This section is from the book "British Wild Flowers - In Their Natural Haunts Vol2-4", by A. R. Horwood. Also available from Amazon: A British Wild Flowers In Their Natural Haunts.
Aquatic vegetation shows a well-marked zona-tion or arrangement of different types in zones or parallel bands. This applies whatever be the character of the aquatic habitat - lake, river, etc. - though there may be an absence of one or more types, and the one may take the place of the other, showing the manner in which aquatic vegetation may invade the land, or vice versa. Of freshwater types of formation there are four main divisions. These are based upon the relative force of the current, or the richness or otherwise of the water in mineral salts.
Thus there are slow-flowing rivers which are rich in mineral salts (alkaline), and these are usually lowland. Then there are stagnant or foul waters, which are usually devoid of flowering plants, and are colonized by Blue-green Alga;, as sewage waters. Some nearly stagnant waters may be rich in lime, and contain a characteristic phanerogamic flora. Where the water is poor in mineral salts, as in lakes and tarns in upland regions, usually on siliceous rocks, certain rare and local types, as Quillwort, Lobelia, Shore Weed, etc., grow. These upland lakes are usually moorland highland lakes. There are also quickly-flowing streams on hill slopes, which may either be rich or poor in lime, and each has its own particular flora.
In all these cases the plants show a zonal arrangement. In the middle grow the plants that float or have floating leaves, as Duckweed, Water Buttercup. Around the central zone grow half-submerged or totally submerged types, as Pondweed, Hornwort, etc.; whilst in what is called the third or Reed Swamp association grow the Reeds, Rushes, Sedges, Purple Loosestrife, etc, which are only half-submerged.
Water preserves a more or less uniform temperature, and is less modified than land by the alternation of summer and winter, so that there are no aquatic Tropophvtes, in the same sense at any rate as with land plants. The conditions of light are more or less uniform in freshwater formations, but are influenced by the weather in the shape of clouds, fog, and extremes of sunshine.
Water may vary in respect of its constituent salts, and be either in general salt or fresh water. There is also an intermediate type which is neither saline nor fresh, but brackish, as along the coast in salt marshes or estuari<s.
Fresh water may be hard or soft, poor or rich in mineral salts. The water of upland lakes is usually poor in mineral salts, but peat bogs are usually charged with humous acids and acid in reaction. Other upland waters situated upon siliceous sandy rocks are poor in mineral salts, and clear or pure. It is in such pools or lakes that Desmids are especially abundant. Diatoms, which require water with a good deal of mineral salts (alkaline), are found in more lowland situations.
Flowering plants are equally susceptible to differences in the water. The Stoneworts or Charas luxuriate in water highly charged with carbonate of lime, and help to precipitate it, as do some mosses.

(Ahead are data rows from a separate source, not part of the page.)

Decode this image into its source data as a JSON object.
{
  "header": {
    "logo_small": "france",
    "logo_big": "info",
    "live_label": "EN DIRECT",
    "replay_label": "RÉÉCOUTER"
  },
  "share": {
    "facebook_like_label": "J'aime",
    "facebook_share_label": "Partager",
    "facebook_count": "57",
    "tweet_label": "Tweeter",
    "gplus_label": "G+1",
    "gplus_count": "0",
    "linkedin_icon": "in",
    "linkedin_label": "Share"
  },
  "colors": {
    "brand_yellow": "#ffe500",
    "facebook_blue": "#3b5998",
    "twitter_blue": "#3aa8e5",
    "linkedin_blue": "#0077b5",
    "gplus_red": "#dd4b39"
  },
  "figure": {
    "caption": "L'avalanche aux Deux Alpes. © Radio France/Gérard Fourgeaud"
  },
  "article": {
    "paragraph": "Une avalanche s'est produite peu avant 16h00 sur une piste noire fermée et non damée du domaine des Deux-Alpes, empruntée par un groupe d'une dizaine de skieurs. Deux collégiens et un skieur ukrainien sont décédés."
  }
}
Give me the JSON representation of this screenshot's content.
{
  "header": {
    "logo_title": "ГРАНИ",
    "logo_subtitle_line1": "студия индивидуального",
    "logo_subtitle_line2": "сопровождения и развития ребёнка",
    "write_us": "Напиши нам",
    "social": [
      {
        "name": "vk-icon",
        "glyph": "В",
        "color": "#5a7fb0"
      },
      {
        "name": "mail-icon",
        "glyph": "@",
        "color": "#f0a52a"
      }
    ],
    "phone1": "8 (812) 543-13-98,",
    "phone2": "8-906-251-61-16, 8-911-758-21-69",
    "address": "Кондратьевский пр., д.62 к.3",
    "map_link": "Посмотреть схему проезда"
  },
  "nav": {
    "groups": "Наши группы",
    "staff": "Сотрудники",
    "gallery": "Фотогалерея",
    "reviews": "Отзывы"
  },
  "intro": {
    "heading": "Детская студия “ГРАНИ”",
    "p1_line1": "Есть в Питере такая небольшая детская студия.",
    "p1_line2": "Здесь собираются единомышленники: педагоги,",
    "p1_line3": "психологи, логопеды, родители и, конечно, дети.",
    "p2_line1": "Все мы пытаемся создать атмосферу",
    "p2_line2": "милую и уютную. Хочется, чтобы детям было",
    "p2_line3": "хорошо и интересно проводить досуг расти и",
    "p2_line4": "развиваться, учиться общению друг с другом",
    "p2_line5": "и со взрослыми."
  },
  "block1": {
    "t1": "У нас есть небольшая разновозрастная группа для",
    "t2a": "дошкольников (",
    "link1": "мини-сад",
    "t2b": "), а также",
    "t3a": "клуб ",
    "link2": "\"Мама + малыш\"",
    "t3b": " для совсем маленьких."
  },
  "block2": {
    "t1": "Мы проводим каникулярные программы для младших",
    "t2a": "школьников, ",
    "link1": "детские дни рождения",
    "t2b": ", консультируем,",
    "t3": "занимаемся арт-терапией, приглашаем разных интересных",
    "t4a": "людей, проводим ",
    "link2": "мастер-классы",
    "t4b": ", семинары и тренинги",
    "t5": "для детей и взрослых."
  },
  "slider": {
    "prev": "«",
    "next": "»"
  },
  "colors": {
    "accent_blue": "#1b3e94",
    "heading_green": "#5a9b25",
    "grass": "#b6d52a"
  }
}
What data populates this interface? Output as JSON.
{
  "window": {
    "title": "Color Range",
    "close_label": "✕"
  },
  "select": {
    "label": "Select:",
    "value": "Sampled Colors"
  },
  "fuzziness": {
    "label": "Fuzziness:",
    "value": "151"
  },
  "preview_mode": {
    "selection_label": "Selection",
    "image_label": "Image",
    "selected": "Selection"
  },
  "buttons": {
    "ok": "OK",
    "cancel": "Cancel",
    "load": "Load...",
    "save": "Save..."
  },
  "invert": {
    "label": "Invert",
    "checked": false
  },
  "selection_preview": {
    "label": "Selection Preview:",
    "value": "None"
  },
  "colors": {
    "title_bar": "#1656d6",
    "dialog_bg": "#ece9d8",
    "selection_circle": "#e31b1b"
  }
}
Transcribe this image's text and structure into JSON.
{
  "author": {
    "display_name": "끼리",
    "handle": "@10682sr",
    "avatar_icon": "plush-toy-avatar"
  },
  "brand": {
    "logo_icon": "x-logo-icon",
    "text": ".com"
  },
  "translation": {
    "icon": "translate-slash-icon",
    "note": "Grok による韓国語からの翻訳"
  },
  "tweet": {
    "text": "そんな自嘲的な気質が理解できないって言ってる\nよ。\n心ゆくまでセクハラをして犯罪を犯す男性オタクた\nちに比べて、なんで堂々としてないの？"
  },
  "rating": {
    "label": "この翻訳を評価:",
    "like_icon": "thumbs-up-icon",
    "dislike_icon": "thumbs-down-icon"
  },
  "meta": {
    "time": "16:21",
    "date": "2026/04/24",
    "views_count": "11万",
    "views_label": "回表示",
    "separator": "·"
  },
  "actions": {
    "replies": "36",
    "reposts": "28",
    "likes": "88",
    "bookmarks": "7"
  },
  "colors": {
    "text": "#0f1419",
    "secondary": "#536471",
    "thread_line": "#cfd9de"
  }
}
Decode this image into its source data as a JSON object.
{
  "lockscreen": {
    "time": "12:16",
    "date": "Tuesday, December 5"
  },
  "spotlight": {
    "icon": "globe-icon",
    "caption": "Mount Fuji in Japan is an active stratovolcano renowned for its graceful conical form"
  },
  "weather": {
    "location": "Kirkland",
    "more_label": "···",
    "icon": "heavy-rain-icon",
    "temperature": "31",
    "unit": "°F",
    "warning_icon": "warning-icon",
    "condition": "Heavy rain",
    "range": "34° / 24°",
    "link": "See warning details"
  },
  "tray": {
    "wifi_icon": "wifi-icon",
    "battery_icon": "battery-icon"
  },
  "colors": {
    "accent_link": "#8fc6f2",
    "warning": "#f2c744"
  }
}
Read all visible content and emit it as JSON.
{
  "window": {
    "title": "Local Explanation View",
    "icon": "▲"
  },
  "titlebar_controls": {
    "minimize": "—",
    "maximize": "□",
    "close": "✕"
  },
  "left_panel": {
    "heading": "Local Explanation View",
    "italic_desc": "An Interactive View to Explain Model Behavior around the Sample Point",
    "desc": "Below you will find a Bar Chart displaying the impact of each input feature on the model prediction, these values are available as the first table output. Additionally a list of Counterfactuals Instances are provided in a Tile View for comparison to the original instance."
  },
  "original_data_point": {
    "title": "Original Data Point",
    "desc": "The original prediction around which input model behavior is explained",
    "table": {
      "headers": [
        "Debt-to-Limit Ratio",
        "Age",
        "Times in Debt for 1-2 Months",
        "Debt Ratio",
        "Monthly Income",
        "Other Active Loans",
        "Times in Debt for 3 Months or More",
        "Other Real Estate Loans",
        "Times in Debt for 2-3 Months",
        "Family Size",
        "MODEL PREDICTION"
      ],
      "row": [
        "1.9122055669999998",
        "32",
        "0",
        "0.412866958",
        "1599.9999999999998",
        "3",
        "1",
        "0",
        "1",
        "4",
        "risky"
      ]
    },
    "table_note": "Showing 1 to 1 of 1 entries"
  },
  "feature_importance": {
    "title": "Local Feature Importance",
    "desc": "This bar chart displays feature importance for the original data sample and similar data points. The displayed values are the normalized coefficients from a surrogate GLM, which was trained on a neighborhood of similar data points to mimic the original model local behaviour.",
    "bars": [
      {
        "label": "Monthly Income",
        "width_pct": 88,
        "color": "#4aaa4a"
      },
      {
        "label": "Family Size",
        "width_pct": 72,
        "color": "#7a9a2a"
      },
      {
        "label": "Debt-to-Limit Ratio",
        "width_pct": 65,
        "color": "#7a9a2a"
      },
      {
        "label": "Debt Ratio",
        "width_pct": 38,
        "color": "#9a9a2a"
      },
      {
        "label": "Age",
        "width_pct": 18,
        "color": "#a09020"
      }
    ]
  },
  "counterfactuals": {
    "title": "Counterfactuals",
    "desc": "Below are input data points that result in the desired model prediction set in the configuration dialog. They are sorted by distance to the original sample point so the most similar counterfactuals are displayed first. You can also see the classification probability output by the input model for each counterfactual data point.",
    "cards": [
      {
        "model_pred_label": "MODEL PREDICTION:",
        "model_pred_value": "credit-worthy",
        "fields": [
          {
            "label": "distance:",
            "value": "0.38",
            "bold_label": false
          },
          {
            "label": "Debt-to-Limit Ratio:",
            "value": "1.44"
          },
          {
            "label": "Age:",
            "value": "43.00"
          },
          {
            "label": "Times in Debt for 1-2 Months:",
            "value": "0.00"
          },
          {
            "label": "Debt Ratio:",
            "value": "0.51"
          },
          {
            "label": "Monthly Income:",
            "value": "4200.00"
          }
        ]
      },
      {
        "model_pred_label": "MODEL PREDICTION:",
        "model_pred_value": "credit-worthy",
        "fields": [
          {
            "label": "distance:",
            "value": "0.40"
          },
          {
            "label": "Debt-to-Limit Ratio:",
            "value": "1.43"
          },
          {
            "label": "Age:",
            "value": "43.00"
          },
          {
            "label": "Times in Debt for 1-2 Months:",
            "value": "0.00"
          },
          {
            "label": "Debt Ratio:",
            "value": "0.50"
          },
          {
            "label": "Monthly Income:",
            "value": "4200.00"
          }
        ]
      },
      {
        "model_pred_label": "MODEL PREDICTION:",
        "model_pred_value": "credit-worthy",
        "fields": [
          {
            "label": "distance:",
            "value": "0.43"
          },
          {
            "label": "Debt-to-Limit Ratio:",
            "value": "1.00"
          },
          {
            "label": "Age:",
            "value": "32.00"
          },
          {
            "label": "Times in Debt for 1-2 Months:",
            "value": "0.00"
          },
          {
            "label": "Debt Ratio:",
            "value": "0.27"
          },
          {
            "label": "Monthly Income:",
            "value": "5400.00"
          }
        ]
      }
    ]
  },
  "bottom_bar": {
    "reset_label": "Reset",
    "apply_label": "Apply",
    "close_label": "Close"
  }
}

Water may also vary in temperature, but in the British Isles there is little variation in this respect. Sea-water, however, is more constant in temperature than other waters, and is seldom frozen. The water of lowland ponds and lakes is not so readily frozen as that of highland lakes, etc. The depth of the water naturally influences the temperature, hence the zonal arrangements of plants, which are connected with the individual thermal constant.
The state of motion of the water again is important. When motionless it may be actually foul, or merely stagnant, and in the first case few flowering plants will live in it. But some plants require stagnant, motionless water, as Bladderwort. Naturally such waters are relatively rich in mineral salts, and so are those that move but slowly, in which the pondweeds luxuriate. The quickly-moving waters are far less rich in salts, and so are the upland lakes and tarns.
Much depends upon whether water is of aerial origin, or telluric, or underground. The aquatic element, beneficial as it is in many respects, however renders transpiration difficult, and the supply of oxygen is small except in running water; hence the distinctions between aquatic associations due to the aerating power of water.
Then, again, light is impeded, and no light penetrates at the greater depths. The character of the light is also different, for red and yellow rays are absorbed, and the light alters from white at the surface to a green colour below, hence the apparent colour of clear water is green, or, as in the case of the still deeper sea, blue. Hence the colour types of marine algae, red, brown, and green, the green colour in the first two being masked by colouring matter, anthocyan, etc.